A theoretical calculation [6] based on the Jaffé theory
of columnar recombination, gives values of A = 1 and Β = 1/27.
However, within reasonable limits these values can be varied by
varying the electric field strength within limits which do not
interfere with the linearity of f(QF). The value of the coefficient
A is also affected by the existence of a preferred ionization
recombination, and this makes possible some variation of the
coefficient A with the gas pressure in the chamber. Thus, condition
(5) can be finally satisfied not by varying one of the volumes of
the chamber (which after mechanical fixing of the electrodes may
prove difficult) but by varying the pressure and field strength in
the chamber.
Formula (6), which points to the possibility of using the
differential chamber for measuring the DE, is derived on the
assumption that the dose absorbed in both parts of the chamber is
constant. This condition is generally not fulfilled, which is
particularly noticeable in the immediate vicinity of sources of
radiation, where the gradient of the dose rate is steep. The error
due to the gradient can be considerably reduced by symmetrically
alternating the saturated and unsaturated sections in a multi¬
electrode chamber (Fig. 2a).
- 5 -
A schematic diagram of the differential recombination
chamber constructed by us on the basis of this principle is given
in Fig. 3. Each electrode of the chamber is connected to one of
the six pins brought out through teflon isolators. Spacer sleeves
on the pins ensure that the electrodes are mechanically fixed at
an equal distance from each other.
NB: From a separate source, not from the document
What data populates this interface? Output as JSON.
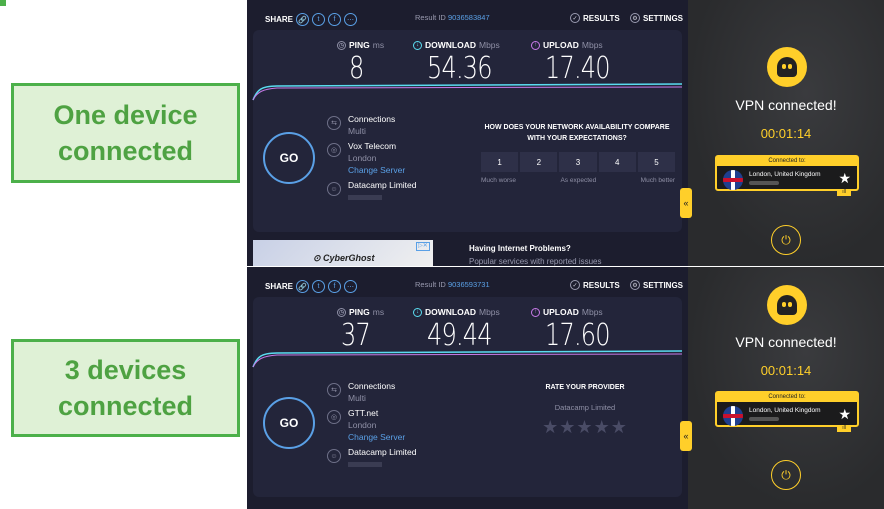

The external connection of the
pins can be carried out using two different circuits according to
the use to which the chamber is to be put. Fig. 3 shows the circuit
allowing simultaneous measurement of the dose and dose equivalent,
which makes it possible to estimate the quality factor of mixed
radiation, whose intensity is not constant in time. In the case
considered, the chamber is connected to two electrometers. If the
absorbed dose and the quality factor are not of interest in them
selves, then one of the electrodes may be disconnected. In this case
it is advisable to connect the electrodes in such a way that all
sections of the chamber (and not two out of three sections as in
the previous case) work under differential operating conditions.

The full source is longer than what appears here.